Analyzing Salary Data with R, Part 1: Essential Data Processing Techniques
Overview
Visualizing and understanding salary information is a crucial function of HR, Human Capital Analytics, and numerous other business segments. In today’s tutorial, we will introduce you to a few essential techniques for reviewing and visualizing salary data.
At the end of Part 1, you will be able to
- Quickly know what’s in your data
- Find and eliminate some common salary data quality issues
At the end of Part 2, you will be able to
- Use basic plotting techniques to visualize and understand key features of your data
- Use plots to visually compare two groups
Preliminaries: Download and Trim Data
To let you follow along at home, let’s first load some publicly available salary data from the state of California:
http://transparentcalifornia.com/export/2013-cities.csv
In the code below, read.csv is a function that does exactly what its name says: it reads csv files.
The url function opens the connection with the site itself.
In this case, we will read it directly into a dataframe that we will call “sal”.
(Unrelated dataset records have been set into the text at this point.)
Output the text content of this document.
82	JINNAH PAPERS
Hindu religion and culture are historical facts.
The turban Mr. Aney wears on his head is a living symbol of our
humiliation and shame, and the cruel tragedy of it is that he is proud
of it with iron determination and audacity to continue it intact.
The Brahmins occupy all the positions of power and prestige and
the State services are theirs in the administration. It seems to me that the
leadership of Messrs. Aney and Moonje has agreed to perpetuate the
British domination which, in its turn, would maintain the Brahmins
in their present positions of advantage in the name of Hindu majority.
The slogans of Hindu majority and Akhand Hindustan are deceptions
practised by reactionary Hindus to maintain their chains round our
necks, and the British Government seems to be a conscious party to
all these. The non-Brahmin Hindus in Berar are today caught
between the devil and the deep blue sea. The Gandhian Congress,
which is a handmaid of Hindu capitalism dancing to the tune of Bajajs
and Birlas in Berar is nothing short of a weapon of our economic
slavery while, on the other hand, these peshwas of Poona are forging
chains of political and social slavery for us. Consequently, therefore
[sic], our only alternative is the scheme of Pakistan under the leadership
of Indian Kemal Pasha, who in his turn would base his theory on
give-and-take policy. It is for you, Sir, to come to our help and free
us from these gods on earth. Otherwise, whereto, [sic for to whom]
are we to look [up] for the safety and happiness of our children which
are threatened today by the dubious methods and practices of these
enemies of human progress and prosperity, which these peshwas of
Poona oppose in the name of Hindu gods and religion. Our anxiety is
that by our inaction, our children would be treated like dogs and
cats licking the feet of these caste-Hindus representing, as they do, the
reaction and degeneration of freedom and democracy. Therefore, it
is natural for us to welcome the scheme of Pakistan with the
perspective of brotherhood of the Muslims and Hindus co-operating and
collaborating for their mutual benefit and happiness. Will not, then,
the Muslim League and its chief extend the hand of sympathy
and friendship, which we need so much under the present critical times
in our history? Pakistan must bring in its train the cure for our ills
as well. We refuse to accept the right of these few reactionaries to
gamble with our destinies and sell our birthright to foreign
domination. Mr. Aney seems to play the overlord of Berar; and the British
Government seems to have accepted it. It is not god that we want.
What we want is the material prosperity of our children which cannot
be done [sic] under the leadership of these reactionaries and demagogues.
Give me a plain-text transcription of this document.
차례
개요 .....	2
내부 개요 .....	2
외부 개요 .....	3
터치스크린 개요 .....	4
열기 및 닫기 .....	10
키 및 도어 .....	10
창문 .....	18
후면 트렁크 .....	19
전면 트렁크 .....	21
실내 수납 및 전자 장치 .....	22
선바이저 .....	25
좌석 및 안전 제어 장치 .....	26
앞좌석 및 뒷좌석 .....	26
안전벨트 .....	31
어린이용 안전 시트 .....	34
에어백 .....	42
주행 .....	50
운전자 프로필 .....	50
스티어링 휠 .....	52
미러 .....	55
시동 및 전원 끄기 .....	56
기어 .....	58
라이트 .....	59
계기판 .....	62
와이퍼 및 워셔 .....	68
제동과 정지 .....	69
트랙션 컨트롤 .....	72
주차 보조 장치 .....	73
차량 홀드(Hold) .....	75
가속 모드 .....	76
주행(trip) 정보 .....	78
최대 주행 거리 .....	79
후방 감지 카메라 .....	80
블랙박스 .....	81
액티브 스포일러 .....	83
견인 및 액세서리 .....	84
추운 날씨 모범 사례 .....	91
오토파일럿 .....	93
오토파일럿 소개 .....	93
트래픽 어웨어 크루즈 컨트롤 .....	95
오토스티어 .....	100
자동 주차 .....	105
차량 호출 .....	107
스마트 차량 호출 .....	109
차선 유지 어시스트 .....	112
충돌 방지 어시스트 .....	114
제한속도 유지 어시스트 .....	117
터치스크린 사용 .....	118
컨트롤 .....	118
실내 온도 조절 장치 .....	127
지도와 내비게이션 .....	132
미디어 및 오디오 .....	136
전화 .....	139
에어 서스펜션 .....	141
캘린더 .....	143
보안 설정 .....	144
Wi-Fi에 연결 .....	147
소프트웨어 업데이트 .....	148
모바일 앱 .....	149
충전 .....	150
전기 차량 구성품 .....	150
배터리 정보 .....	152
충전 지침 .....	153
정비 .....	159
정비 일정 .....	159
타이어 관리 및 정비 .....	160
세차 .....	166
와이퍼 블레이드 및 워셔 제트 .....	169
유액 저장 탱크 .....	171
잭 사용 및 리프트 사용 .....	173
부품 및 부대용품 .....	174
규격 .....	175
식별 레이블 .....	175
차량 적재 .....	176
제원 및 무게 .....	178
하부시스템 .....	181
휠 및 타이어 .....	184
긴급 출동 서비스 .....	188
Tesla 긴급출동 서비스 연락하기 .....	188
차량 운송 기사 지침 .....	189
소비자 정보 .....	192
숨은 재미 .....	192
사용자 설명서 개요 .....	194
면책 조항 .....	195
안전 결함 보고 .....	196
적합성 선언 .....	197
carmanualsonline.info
Be forewarned that the file is somewhat large so it may take a minute or two to load.
Update: Please note that a thoughtful reader has let me know that this website has changed and this specific file is no longer available. I find this extremely irritating. I am leaving the post as is because there is actually no way for me to download that specific information. Regardless, you can still download other salary files at http://transparentcalifornia.com/salaries and the broader lessons of this post and the core of the code still apply. My apologies for this change. In the future, I will simply provide the csv directly instead of relying on the consistency of other sites.
[code language=”r”]
sal <- read.csv(url(“http://transparentcalifornia.com/export/2013-cities.csv”))
[/code]
To keep things focused and easy to view, I will also trim the data to just a few essential columns.
[code language=”r”]
sal <- sal [,-c(1, 6,8,9,10)] #using negative indexing to drop columns specified
[/code]
What’s in your data?
Whenever I get new data, I always explore the basic structure of the data itself before attempting any visualizations or analyses. Let’s start with the dimensions.
[code language=”r”]
dim(sal) # number of rows and columns
[/code]
## [1] 251701 6
This result shows us that we have 251701 rows in the data and 6 columns. In this dataset, the number of columns represents the number of different variables we have available to explore each individual instance of an employee and his/her associated pay data.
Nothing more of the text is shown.